Saviynt’s Bengaluru innovation hub is intended to support research and development in areas such as Identity Security Posture Management (ISPM), AI-driven identity security, and governance of non-human identities. As enterprises adopt AI tools and automation platforms, managing machine identities and service accounts is becoming a critical part of identity governance strategies.

Nitin Varma, SVP and managing director, India & SAARC, Saviynt, said, “India is not just where we build, it’s where we lead from. Our Bengaluru Center powers global identity innovation, customer delivery, and business operations at scale. As Saviynt’s AI Center of Excellence for identity security, it brings world-class products closer to Indian enterprises while exporting innovation worldwide. Equally important, we are investing in India’s talent ecosystem, through partnerships with premier colleges and the Saviynt University program, ensuring India becomes the global hub for the next generation of cybersecurity leaders.”

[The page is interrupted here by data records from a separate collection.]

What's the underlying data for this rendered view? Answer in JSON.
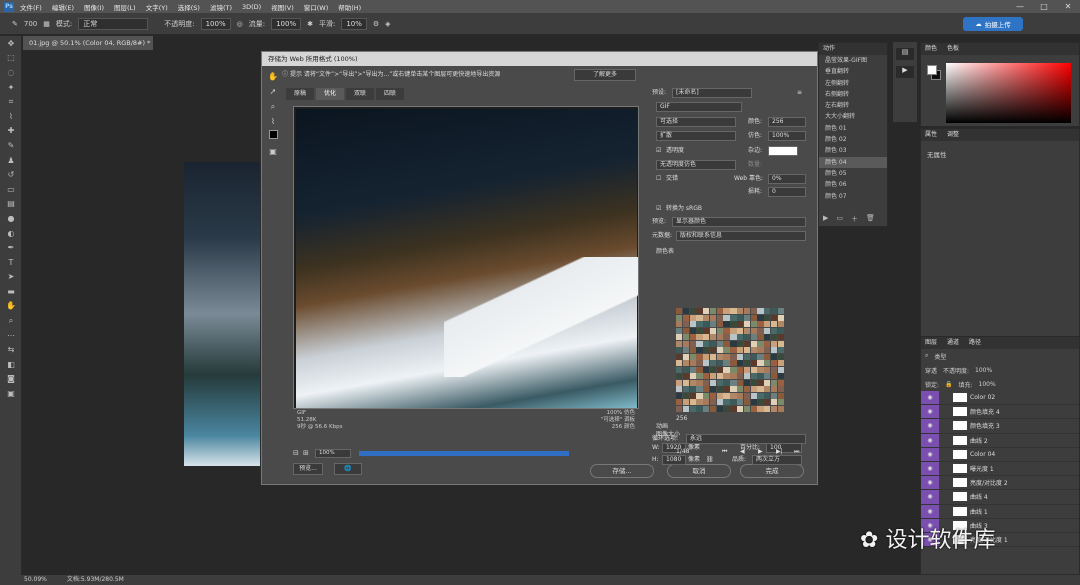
{
  "menubar": {
    "logo": "Ps",
    "items": [
      "文件(F)",
      "编辑(E)",
      "图像(I)",
      "图层(L)",
      "文字(Y)",
      "选择(S)",
      "滤镜(T)",
      "3D(D)",
      "视图(V)",
      "窗口(W)",
      "帮助(H)"
    ],
    "window_controls": [
      "—",
      "□",
      "✕"
    ]
  },
  "optbar": {
    "mode_label": "模式:",
    "mode_value": "正常",
    "opacity_label": "不透明度:",
    "opacity_value": "100%",
    "flow_label": "流量:",
    "flow_value": "100%",
    "smooth_label": "平滑:",
    "smooth_value": "10%",
    "brush_size": "700",
    "share_label": "拍摄上传"
  },
  "doc": {
    "tab": "01.jpg @ 50.1% (Color 04, RGB/8#) *",
    "status_zoom": "50.09%",
    "status_doc": "文档:5.93M/280.5M"
  },
  "dialog": {
    "title": "存储为 Web 所用格式 (100%)",
    "hint_prefix": "提示",
    "hint": "请将“文件”>“导出”>“导出为...”或右键单击某个图层可更快速地导出资源",
    "learn_more": "了解更多",
    "tabs": [
      "原稿",
      "优化",
      "双联",
      "四联"
    ],
    "preview_info_left": [
      "GIF",
      "51.28K",
      "9秒 @ 56.6 Kbps"
    ],
    "preview_info_right": [
      "100% 仿色",
      "\"可选择\" 调板",
      "256 颜色"
    ],
    "zoom": "100%",
    "preview_button": "预览...",
    "save": "存储...",
    "cancel": "取消",
    "done": "完成"
  },
  "settings": {
    "preset_label": "预设:",
    "preset_value": "[未命名]",
    "format": "GIF",
    "reduction": "可选择",
    "dither_algo": "扩散",
    "colors_label": "颜色:",
    "colors_value": "256",
    "dither_label": "仿色:",
    "dither_value": "100%",
    "transparency": "透明度",
    "matte_label": "杂边:",
    "no_transparency_dither": "无透明度仿色",
    "amount_label": "数量:",
    "interlaced": "交错",
    "web_snap_label": "Web 靠色:",
    "web_snap_value": "0%",
    "lossy_label": "损耗:",
    "lossy_value": "0",
    "convert_srgb": "转换为 sRGB",
    "preview_label": "预览:",
    "preview_value": "显示器颜色",
    "metadata_label": "元数据:",
    "metadata_value": "版权和联系信息",
    "color_table_label": "颜色表",
    "color_count": "256",
    "image_size_label": "图像大小",
    "w_label": "W:",
    "w_value": "1920",
    "h_label": "H:",
    "h_value": "1080",
    "px": "像素",
    "percent_label": "百分比:",
    "percent_value": "100",
    "quality_label": "品质:",
    "quality_value": "两次立方",
    "animation_label": "动画",
    "loop_label": "循环选项:",
    "loop_value": "永远",
    "frame": "1/48"
  },
  "history": {
    "header": "动作",
    "items": [
      "晶莹效果-GIF图",
      "垂直翻转",
      "左侧翻转",
      "右侧翻转",
      "左右翻转",
      "大大小翻转",
      "颜色 01",
      "颜色 02",
      "颜色 03",
      "颜色 04",
      "颜色 05",
      "颜色 06",
      "颜色 07"
    ],
    "selected": 9
  },
  "color_panel": {
    "tabs": [
      "颜色",
      "色板"
    ]
  },
  "adj_panel": {
    "tabs": [
      "属性",
      "调整"
    ],
    "text": "无属性"
  },
  "layers": {
    "tabs": [
      "图层",
      "通道",
      "路径"
    ],
    "kind": "类型",
    "blend": "穿透",
    "opacity_label": "不透明度:",
    "opacity_value": "100%",
    "lock_label": "锁定:",
    "fill_label": "填充:",
    "fill_value": "100%",
    "rows": [
      "Color 02",
      "颜色填充 4",
      "颜色填充 3",
      "曲线 2",
      "Color 04",
      "曝光度 1",
      "亮度/对比度 2",
      "曲线 4",
      "曲线 1",
      "曲线 3",
      "亮度/对比度 1"
    ]
  },
  "watermark": "设计软件库"
}
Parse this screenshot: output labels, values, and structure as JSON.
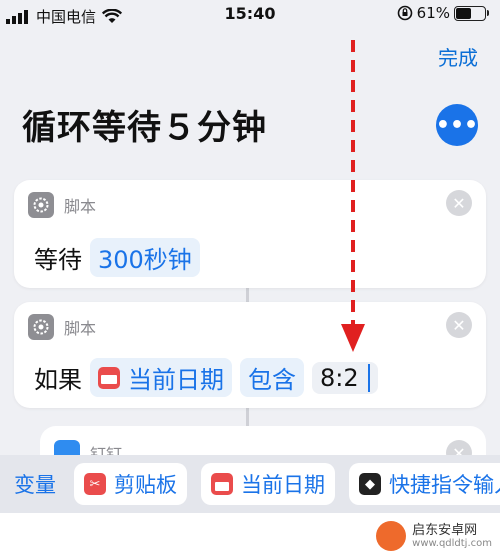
{
  "status": {
    "carrier": "中国电信",
    "time": "15:40",
    "battery_pct": "61%",
    "battery_level": 0.61,
    "icons": [
      "signal-icon",
      "wifi-icon",
      "rotation-lock-icon",
      "battery-icon"
    ]
  },
  "header": {
    "done_label": "完成",
    "title": "循环等待５分钟",
    "more_icon": "ellipsis-icon"
  },
  "cards": [
    {
      "category": "脚本",
      "verb": "等待",
      "value": "300秒钟"
    },
    {
      "category": "脚本",
      "verb": "如果",
      "subject": "当前日期",
      "operator": "包含",
      "input": "8:2"
    },
    {
      "category": "钉钉"
    }
  ],
  "variables_bar": {
    "label": "变量",
    "chips": [
      {
        "label": "剪贴板",
        "icon": "scissors-icon"
      },
      {
        "label": "当前日期",
        "icon": "calendar-icon"
      },
      {
        "label": "快捷指令输入",
        "icon": "shortcuts-icon"
      }
    ]
  },
  "watermark": {
    "name": "启东安卓网",
    "url": "www.qdldtj.com"
  },
  "colors": {
    "accent": "#1a73e8",
    "calendar": "#ea4c4c",
    "arrow": "#e02020"
  }
}
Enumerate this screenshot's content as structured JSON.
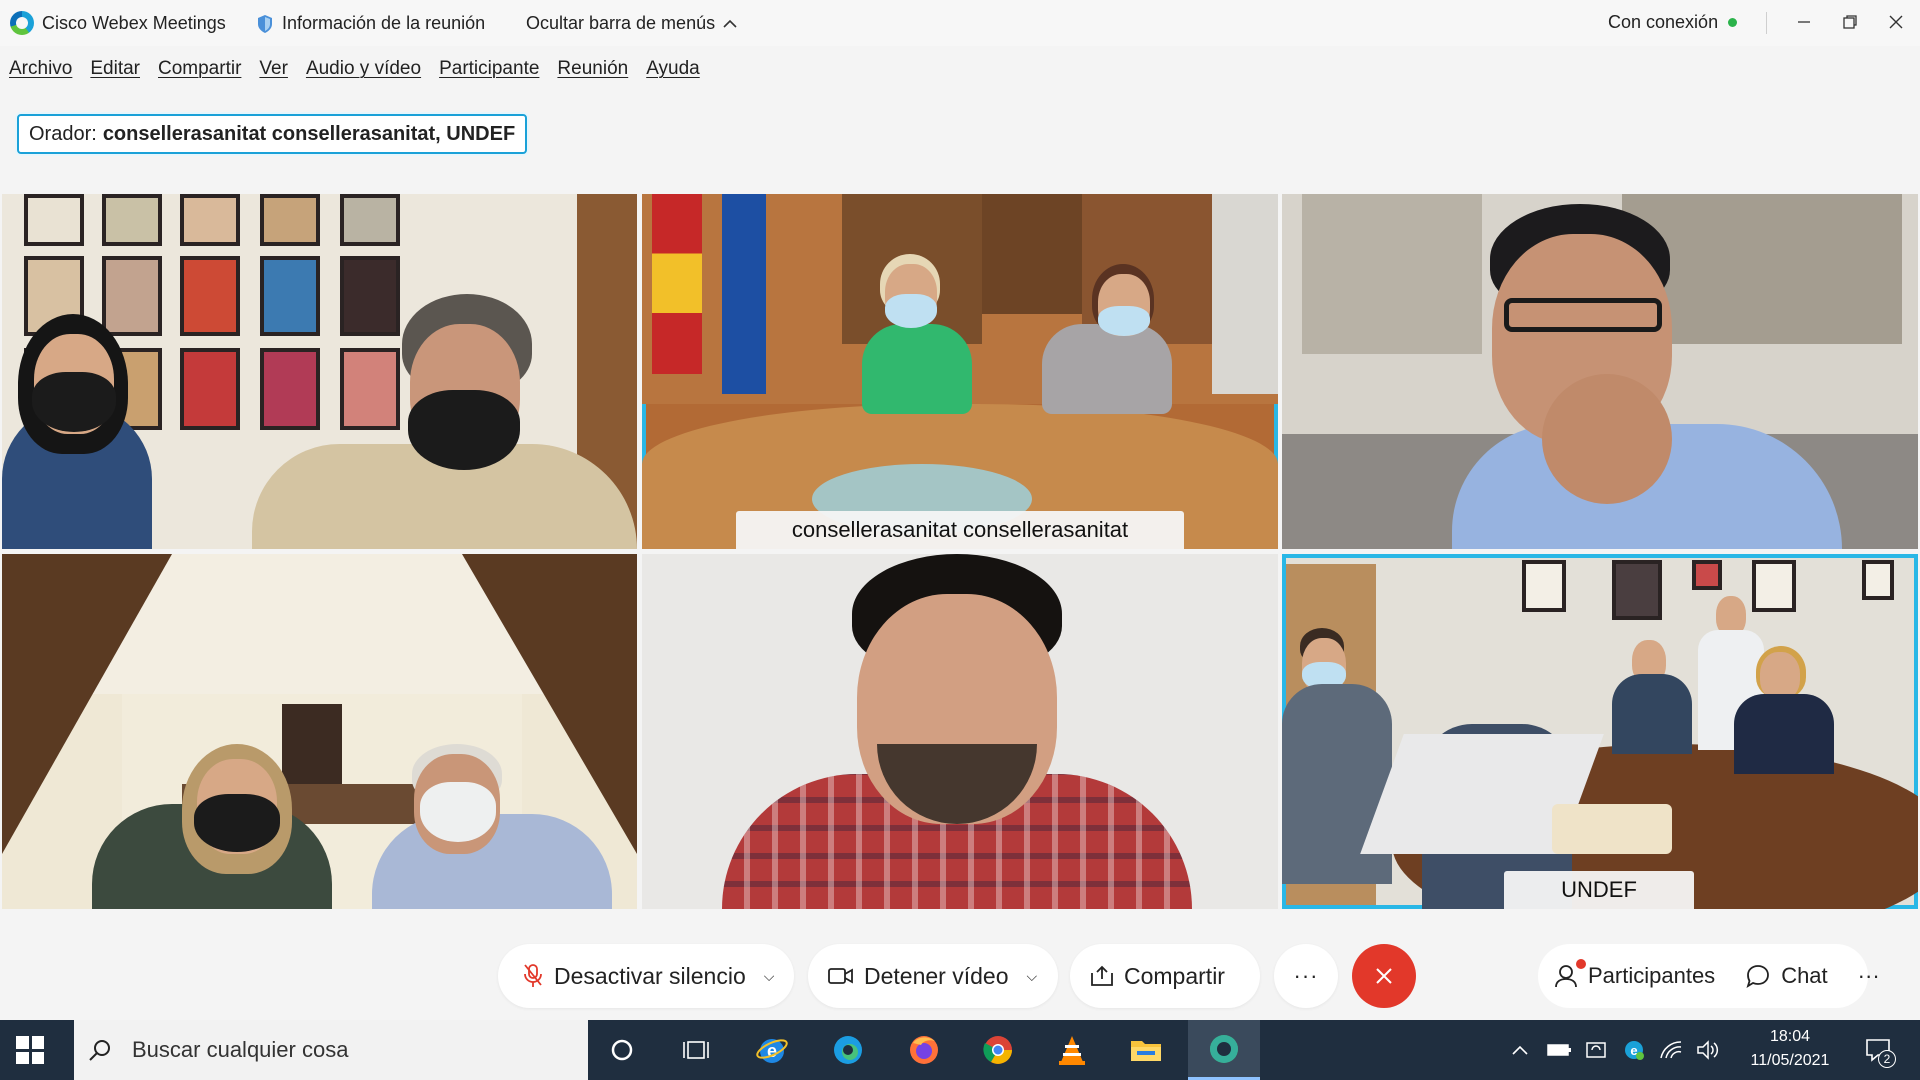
{
  "window": {
    "app_name": "Cisco Webex Meetings",
    "meeting_info_label": "Información de la reunión",
    "hide_menu_label": "Ocultar barra de menús",
    "status_label": "Con conexión",
    "status_color": "#2bb34b"
  },
  "menu": {
    "items": [
      {
        "label": "Archivo"
      },
      {
        "label": "Editar"
      },
      {
        "label": "Compartir"
      },
      {
        "label": "Ver"
      },
      {
        "label": "Audio y vídeo"
      },
      {
        "label": "Participante"
      },
      {
        "label": "Reunión"
      },
      {
        "label": "Ayuda"
      }
    ]
  },
  "speaker": {
    "prefix": "Orador:",
    "names": "consellerasanitat consellerasanitat, UNDEF"
  },
  "videos": [
    {
      "label": ""
    },
    {
      "label": "consellerasanitat consellerasanitat",
      "active": true
    },
    {
      "label": ""
    },
    {
      "label": ""
    },
    {
      "label": ""
    },
    {
      "label": "UNDEF",
      "active": true
    }
  ],
  "controls": {
    "mute_label": "Desactivar silencio",
    "video_label": "Detener vídeo",
    "share_label": "Compartir",
    "more_label": "···",
    "participants_label": "Participantes",
    "chat_label": "Chat",
    "right_more_label": "···",
    "end_color": "#e2382a",
    "accent_color": "#29b7e6"
  },
  "taskbar": {
    "search_placeholder": "Buscar cualquier cosa",
    "time": "18:04",
    "date": "11/05/2021",
    "notification_count": "2",
    "icons": [
      "cortana-icon",
      "task-view-icon",
      "ie-icon",
      "edge-icon",
      "firefox-icon",
      "chrome-icon",
      "vlc-icon",
      "explorer-icon",
      "webex-icon"
    ]
  }
}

Building a Regional Identity Ecosystem

Alongside expanding its engineering presence in Bengaluru, Saviynt has strengthened its technology infrastructure in India by offering dedicated tenants on AWS and Microsoft Azure. These regional deployments allow organizations operating in India to run Saviynt’s identity platform within local cloud environments, supporting data residency expectations, improving performance for regional users, and helping enterprises adopt cloud-based identity governance while meeting compliance requirements.

Beyond product development, Saviynt is also expanding its regional ecosystem through partnerships designed to support trusted digital identity frameworks in India. The company recently announced a collaboration with St. Fox focused on building scalable identity infrastructure aligned with the country’s evolving regulatory and digital transformation landscape.

Through this partnership, Saviynt aims to help enterprises implement identity governance models that address local compliance expectations while supporting secure access across cloud platforms, enterprise applications, and digital services. Initiatives like this illustrate how regional alliances can accelerate adoption of modern identity platforms while helping organizations navigate regulatory requirements and operational complexity.

Saviynt’s investments in India are part of a wider global expansion strategy spanning Asia-Pacific, Japan, Europe, and the Middle East.

Paul Zolfaghari, president at Saviynt, said, “Our new hubs across APJ, including India and Singapore, and our expanded presence across EMEA are more than just geographic footprints. They are strategic growth engines enabling us to support millions of identities, deliver exceptional customer experiences, and accelerate the global adoption of modern identity security.”

The company has been expanding offices and regional hubs across Asia-Pacific, Japan, Europe, and the Middle East while growing its local teams and partner ecosystem. The strategy is to support customers closer to their markets and scale delivery for enterprises adopting cloud platforms, automation, and AI-driven systems that require stronger identity governance.

As organizations modernize infrastructure and connect more applications, the number of identities, both human and machine, continues to grow, increasing the need for platforms that can manage access and security across distributed environments.

What This Means for SAPinsiders

India is becoming a strategic base for identity innovation. Saviynt’s Bengaluru hub shows how vendors are placing R&D where engineering talent, cloud infrastructure, and digital ecosystems are scaling fastest. For large enterprises, this means identity platforms may increasingly be shaped by regional technology hubs like India.

Regulation is influencing where identity platforms evolve. India’s Digital Personal Data Protection Act is creating new expectations around data governance, auditability, and access controls. Vendors building products in this environment must design identity platforms that can meet evolving regulatory standards globally.

AI growth is expanding the identity problem to solve. Automation, AI agents, and service accounts are multiplying the number of identities interacting with enterprise systems. Innovation centers such as Saviynt’s Bengaluru hub are focused on building governance models to manage these non‑human identities at scale.